Did she repent? That question came often into her mind. She well might, for one of the great hopes with which she had married was quite gone by now. There was no longer any possibility of maintaining that the faults were of manner only, no longer any reasonable expectation that she would be able to banish or materially to diminish them. It was for better for worse with a vengeance then. But did she repent? There were times when she wept, times when she shuddered, times when she scorned, even times when she hated. But had she ever so felt as to be confident that if Omnipotence had offered to undo the past, she would have had the past undone? There had perhaps been one such occasion quite early in the marriage, and the woe of it had been terrible; but it was followed almost immediately by a "moment," by an inspired outbreak of his over some case in the paper, by a vow to see an injustice remedied, a ceaseless, unsparing, unpaid month's work to that end, a triumph over wrong and prejudice in the cause of a helpless woman. He had nearly killed himself over it, the doctor said, and May had watched by his bed, without tears, but with a conviction that if he died she must die also; because it seemed as though he had faced death rather than her condemnation. That was not the truth of it, of course, but she and he between them had made it seem the truth to her.

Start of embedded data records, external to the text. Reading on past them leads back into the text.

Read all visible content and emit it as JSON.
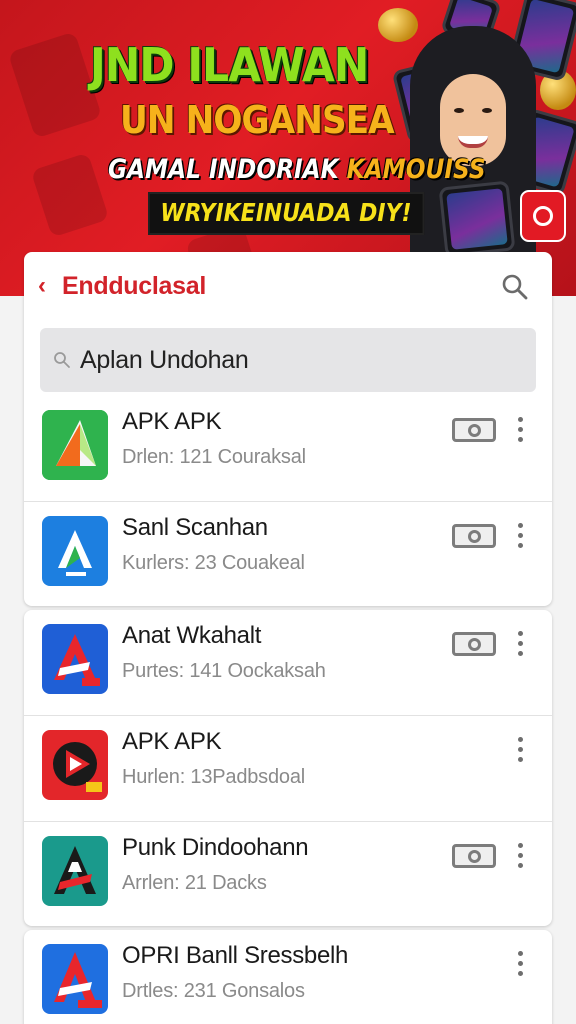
{
  "banner": {
    "line1": "JND ILAWAN",
    "line2": "UN NOGANSEA",
    "line3a": "GAMAL INDORIAK",
    "line3b": "KAMOUISS",
    "line4": "WRYIKEINUADA DIY!"
  },
  "header": {
    "back_symbol": "‹",
    "title": "Endduclasal"
  },
  "search": {
    "value": "Aplan Undohan"
  },
  "apps": [
    {
      "name": "APK APK",
      "meta": "Drlen: 121 Couraksal",
      "icon": "apk-green-triangle-icon",
      "has_download": true
    },
    {
      "name": "Sanl Scanhan",
      "meta": "Kurlers: 23 Couakeal",
      "icon": "blue-a-logo-icon",
      "has_download": true
    },
    {
      "name": "Anat Wkahalt",
      "meta": "Purtes: 141 Oockaksah",
      "icon": "red-a-logo-icon",
      "has_download": true
    },
    {
      "name": "APK APK",
      "meta": "Hurlen: 13Padbsdoal",
      "icon": "red-play-logo-icon",
      "has_download": false
    },
    {
      "name": "Punk Dindoohann",
      "meta": "Arrlen: 21 Dacks",
      "icon": "teal-a-logo-icon",
      "has_download": true
    },
    {
      "name": "OPRI Banll Sressbelh",
      "meta": "Drtles: 231 Gonsalos",
      "icon": "blue-red-a-logo-icon",
      "has_download": false
    }
  ],
  "colors": {
    "accent": "#d2232a",
    "banner_red": "#e11d24"
  }
}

And now, with all the meanness of this abandonment of his friends, with all this fawning on the moneyed Wesleyans before her eyes, she could not declare that she repented, lest he, waking again to greatness, should plunge her again into the depths of abasement. But that the same man should be great and mean, and should escape arraignment for his meanness by making play with his headache! She smiled now to remember how great the mere faults of manner had once seemed to her girlish fastidiousness; they were small to her now; her teeth were set on edge indeed, but by a sharper sourness than lay in them. To the faults of manner she had grown to some extent accustomed; she had become an adept in covering and excusing them. To-day, in her interview with Dick Benyon, she had turned alike art on to the other faults. A new thought and a new apprehension came into her mind.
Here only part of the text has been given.